The goal is to provide users with a minimum set of common interfaces
for accessing to the document annotations whatever the modality.

Given a document named `doc`, one can:

- browse its annotations:

```python
for ann in doc.anns:
    ...
```

- add a new annotation:

```python
doc.anns.add(...)
```

- get annotations filtered by label:

```python
disorders = doc.anns.get(label="disorder")
```

For more details about the public API, please refer to {class}`medkit.core.document.Document`
and {class}`medkit.core.annotation_container.AnnotationContainer`.

(api:core:annotation)=
### Annotations and Attributes

The {class}`~medkit.core.annotation.Annotation` protocol class provides the minimal data structure
for a `medkit` annotation. Each annotation is linked to an attribute container.

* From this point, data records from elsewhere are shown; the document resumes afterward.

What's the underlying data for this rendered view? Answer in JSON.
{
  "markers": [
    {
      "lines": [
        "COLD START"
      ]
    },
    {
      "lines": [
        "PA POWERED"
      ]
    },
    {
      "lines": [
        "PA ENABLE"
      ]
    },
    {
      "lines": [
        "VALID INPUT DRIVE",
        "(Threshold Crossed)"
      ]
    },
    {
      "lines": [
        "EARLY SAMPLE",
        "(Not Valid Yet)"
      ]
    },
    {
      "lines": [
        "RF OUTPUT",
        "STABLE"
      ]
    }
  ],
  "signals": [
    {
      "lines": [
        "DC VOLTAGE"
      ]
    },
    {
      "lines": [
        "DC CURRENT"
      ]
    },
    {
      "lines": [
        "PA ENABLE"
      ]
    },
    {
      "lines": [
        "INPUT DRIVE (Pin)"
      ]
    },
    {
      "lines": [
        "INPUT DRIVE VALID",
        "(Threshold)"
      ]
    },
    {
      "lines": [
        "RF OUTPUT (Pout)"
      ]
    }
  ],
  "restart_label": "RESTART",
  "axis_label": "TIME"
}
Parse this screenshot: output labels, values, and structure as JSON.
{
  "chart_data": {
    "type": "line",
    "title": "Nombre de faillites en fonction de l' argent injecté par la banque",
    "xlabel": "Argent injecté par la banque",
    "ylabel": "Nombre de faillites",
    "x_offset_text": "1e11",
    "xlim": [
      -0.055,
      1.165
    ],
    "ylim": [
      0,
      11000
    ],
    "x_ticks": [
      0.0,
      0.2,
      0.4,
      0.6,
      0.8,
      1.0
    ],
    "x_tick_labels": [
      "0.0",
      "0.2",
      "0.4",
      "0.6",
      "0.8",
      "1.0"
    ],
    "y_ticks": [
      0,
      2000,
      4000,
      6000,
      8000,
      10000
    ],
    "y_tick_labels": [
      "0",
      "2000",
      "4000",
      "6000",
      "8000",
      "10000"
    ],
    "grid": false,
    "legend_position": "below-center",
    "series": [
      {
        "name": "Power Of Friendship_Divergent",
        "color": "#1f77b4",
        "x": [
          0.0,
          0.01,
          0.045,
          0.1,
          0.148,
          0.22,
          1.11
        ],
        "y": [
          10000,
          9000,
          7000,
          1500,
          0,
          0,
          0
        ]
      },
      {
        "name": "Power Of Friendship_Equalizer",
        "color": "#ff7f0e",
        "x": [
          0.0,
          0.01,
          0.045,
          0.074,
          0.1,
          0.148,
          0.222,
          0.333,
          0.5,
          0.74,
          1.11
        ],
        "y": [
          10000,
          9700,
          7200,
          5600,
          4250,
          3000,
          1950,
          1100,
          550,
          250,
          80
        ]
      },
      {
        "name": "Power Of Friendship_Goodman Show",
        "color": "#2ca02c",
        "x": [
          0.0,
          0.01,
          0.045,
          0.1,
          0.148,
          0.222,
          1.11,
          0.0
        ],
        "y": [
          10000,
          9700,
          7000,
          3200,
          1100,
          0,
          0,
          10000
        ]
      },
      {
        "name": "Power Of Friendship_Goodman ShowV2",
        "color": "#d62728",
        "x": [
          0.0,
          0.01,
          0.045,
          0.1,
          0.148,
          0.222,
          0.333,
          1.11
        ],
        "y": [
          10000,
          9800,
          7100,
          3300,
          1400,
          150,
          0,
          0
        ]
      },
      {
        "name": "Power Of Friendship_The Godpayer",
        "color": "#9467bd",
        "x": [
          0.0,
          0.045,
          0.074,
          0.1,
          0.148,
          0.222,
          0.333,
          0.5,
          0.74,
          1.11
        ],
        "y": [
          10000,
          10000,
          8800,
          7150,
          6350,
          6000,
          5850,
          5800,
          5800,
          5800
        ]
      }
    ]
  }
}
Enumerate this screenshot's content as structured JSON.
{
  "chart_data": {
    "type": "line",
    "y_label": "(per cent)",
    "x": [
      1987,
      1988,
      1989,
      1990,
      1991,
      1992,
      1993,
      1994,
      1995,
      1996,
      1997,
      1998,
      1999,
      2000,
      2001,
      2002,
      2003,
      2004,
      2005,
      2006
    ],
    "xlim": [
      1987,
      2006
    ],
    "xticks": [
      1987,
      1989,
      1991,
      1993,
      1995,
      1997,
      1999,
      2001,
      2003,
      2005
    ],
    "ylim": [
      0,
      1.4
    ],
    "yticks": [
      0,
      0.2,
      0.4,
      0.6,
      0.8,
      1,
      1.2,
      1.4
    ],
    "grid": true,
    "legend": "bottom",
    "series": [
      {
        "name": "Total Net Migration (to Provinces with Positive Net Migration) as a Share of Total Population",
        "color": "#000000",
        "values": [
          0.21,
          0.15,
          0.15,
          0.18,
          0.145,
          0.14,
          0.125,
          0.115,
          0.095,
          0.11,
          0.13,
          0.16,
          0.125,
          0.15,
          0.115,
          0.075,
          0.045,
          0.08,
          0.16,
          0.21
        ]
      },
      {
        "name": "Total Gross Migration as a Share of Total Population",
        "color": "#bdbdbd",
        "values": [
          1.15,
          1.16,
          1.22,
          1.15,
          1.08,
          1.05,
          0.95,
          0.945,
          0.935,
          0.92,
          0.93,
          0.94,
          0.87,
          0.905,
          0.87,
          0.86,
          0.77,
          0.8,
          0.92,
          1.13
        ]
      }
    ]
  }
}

The {class}`~.core.AttributeContainer` class provides a set of common interfaces
for accessing attributes (`~.core.Attribute`) associated to an annotation,
regardless of the underlying modality.

Given an annotation `ann`, one can:

- browse the annotation attributes:

```python
for attr in ann.attrs:
    ...
```

- add a new attribute

```python
ann.attrs.add(...)
```

- get attributes filtered by label:

```python
normalized = ann.attrs.get(label="NORMALIZATION")
```

(api:core:operations)=
## Operations

The {class}`~.core.Operation` abstract class groups all necessary methods for
being compatible with `medkit` processing pipeline and provenance.

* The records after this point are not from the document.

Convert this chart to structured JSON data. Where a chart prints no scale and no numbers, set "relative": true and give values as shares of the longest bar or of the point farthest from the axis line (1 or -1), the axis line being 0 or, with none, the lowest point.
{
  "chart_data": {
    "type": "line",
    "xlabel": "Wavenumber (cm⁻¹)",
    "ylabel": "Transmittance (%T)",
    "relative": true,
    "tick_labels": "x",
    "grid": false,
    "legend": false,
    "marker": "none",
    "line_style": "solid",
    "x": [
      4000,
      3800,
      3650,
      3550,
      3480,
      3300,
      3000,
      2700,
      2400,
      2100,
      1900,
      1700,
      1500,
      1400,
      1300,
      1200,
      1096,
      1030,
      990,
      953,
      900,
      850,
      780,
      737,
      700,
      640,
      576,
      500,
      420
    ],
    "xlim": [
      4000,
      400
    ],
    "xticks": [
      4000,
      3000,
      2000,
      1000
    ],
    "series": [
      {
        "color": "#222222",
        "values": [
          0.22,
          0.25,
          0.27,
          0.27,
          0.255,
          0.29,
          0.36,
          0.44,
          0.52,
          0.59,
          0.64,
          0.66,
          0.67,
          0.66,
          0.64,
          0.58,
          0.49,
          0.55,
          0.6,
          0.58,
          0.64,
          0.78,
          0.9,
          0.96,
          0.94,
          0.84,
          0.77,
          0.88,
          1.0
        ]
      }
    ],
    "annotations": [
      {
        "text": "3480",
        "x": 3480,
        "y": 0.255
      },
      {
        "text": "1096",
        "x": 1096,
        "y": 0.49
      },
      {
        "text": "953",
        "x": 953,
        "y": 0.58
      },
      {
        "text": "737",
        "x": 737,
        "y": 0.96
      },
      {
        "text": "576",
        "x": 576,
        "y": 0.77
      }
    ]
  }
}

We have defined different subclasses depending on the nature of the operation,
including text-specific and audio-specific operations in {mod}`medkit.core.text`
and {mod}`medkit.core.audio`.

To get more details about each modality, you can refer to their documentation:
* [core text](core_text.md)
* [core audio](core_audio.md)

For all operations inheriting from {class}`~.core.Operation` abstract class,
these 4 lines shall be added in `__init__` method:

```python
def __init__(self, ..., uid=None):
    ...
    # Pass all arguments to super (remove self)
    init_args = locals()
    init_args.pop("self")
    super().__init__(**init_args)
```

Each operation is described with {class}`~.core.OperationDescription`.

## Converters

Two abstract classes have been defined for managing document conversion
between `medkit` format and another one.

For more details about the public APIs, refer to {mod}`medkit.core.conversion`.

(api:core:pipeline)=
## Pipeline

{class}`~.core.Pipeline` allows to chain several operations.

To better understand how to declare and use `medkit` pipelines, you may refer
to the [pipeline tutorial](../user_guide/pipeline).

The {class}`~medkit.core.doc_pipeline.DocPipeline` class is a wrapper allowing
to run an annotation pipeline on a list of documents by automatically attach
output annotations to these documents.

For more details about the public APIs, refer to {mod}`medkit.core.pipeline`.

(api:core:provenance)=
## Provenance

:::{warning}
This work is still under development. It may be changed in the future.
:::

Provenance is a `medkit` concept allowing to track all operations and
their role in new knowledge extraction.

With this mechanism, we will be able to provide the provenance information
about a generated data. To log this information, a separate provenance
store is used.

For better understanding this concept, you may follow the
[provenance tutorial](../user_guide/provenance) and/or refer to
["how to make your own module"](../user_guide/module) to know what you have to
do to enable provenance.

For more details about the public APIs, refer to {mod}`medkit.core.prov_tracer`.